La table reste l’objet qu’on évoque pour croire encore à l’utilité de la parole et à la possibilité du dialogue. Elle postule une forme de sincérité dans l’échange, au point que "se mettre à table" peut signifier passer aux aveux. La table a en tout cas vocation à réunir. Réunion incertaine, d’ailleurs, car chacun a fait l’expérience, dès son plus jeune âge, que venir à table demande un effort, ne serait-ce que pour s’adapter à un horaire commun. Le fonctionnement et les tensions d’une famille se lisent à découvert à l’instant même où quelqu’un crie "à table !". Le temps qui s’écoule avant l’arrivée de tous, de même que les raisons données pour un éventuel retard, est très instructif. Un appel à table n’est pas toujours très éloigné d’un appel à l’aide.
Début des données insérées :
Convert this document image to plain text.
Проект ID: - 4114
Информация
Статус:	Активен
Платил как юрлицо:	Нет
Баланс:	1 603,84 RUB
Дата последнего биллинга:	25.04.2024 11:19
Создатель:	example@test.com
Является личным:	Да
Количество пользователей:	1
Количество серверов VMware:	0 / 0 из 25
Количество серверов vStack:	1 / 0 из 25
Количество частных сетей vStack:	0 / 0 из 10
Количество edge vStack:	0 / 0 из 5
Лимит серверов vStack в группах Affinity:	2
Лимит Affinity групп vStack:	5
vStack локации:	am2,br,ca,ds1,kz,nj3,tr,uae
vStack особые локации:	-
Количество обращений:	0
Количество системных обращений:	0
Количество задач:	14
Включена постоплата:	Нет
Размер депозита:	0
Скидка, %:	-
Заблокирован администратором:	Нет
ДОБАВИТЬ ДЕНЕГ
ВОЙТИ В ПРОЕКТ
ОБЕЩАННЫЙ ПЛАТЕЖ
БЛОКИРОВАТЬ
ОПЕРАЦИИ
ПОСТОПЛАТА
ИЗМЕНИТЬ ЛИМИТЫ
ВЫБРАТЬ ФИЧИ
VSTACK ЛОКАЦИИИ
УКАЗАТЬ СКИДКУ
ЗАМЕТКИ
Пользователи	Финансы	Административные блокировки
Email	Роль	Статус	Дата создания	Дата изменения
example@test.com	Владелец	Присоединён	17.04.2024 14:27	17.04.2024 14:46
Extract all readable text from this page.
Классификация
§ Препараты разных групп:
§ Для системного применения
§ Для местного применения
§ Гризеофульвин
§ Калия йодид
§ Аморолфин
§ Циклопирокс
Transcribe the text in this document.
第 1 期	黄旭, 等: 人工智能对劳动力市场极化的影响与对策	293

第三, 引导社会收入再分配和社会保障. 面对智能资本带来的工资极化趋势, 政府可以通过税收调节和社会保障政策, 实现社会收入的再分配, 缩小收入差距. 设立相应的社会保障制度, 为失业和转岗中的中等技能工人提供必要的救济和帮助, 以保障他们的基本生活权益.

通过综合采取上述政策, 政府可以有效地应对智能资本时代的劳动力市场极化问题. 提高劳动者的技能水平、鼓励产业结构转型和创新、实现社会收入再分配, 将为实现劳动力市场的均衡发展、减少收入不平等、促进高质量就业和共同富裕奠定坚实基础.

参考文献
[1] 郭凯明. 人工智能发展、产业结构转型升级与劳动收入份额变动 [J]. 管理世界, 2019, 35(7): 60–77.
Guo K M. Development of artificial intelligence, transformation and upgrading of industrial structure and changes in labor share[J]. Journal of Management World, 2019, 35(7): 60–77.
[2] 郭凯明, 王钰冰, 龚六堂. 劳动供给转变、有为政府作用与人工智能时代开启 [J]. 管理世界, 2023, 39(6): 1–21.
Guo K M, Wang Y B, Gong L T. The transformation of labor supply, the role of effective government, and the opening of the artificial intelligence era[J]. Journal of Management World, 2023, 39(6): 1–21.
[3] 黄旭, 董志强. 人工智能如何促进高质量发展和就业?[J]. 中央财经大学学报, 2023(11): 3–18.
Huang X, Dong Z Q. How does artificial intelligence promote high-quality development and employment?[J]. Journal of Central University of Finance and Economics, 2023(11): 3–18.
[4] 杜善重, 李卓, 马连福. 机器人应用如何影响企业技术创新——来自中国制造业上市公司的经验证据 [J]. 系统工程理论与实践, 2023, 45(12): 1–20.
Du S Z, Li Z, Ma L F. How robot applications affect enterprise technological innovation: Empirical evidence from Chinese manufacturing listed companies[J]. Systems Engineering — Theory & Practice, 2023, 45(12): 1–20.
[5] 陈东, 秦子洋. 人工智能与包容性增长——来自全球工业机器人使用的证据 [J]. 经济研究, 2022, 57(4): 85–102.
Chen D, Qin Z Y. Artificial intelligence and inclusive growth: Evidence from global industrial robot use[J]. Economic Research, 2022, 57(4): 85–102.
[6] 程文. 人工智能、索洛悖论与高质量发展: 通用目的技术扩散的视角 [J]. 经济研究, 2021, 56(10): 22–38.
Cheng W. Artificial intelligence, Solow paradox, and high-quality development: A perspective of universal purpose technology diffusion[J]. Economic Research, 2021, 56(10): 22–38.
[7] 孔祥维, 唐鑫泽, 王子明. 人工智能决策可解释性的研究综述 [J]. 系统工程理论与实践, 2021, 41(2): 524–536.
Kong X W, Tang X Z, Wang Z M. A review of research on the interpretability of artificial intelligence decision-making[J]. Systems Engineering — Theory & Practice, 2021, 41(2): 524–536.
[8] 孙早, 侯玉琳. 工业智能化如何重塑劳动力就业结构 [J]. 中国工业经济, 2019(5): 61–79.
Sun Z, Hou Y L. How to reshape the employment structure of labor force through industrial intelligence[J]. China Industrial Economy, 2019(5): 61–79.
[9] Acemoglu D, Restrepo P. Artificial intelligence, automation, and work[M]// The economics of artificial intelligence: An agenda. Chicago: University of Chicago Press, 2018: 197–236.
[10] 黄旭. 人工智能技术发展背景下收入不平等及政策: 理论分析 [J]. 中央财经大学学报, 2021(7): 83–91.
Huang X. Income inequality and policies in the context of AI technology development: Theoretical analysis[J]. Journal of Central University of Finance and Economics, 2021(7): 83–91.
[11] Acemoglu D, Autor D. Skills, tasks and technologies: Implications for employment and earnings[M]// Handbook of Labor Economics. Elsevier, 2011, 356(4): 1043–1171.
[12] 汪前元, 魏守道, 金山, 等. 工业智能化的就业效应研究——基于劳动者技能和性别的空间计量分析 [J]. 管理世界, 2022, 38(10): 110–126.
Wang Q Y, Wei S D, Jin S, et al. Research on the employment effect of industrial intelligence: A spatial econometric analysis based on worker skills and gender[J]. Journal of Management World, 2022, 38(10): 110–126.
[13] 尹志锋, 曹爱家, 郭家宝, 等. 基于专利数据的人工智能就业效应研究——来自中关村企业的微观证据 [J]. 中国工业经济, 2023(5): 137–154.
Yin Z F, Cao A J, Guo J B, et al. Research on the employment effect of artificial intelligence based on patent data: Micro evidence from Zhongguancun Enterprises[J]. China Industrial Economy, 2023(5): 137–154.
Qui vient à la table accepte un minimum de règles communes, prend le risque de l’altérité et envisage d’être dérangé : coude du voisin qui vous heurte, pieds (de table ou d’être humain) mal placé, orateur exubérant qui couvre vos timides interventions... Bref, être autour de la table implique d’appartenir à une communauté.

Un gouvernement a intérêt à se souvenir qu’une personne qu’on appelle à table vient généralement dans l’espoir d’être nourrie.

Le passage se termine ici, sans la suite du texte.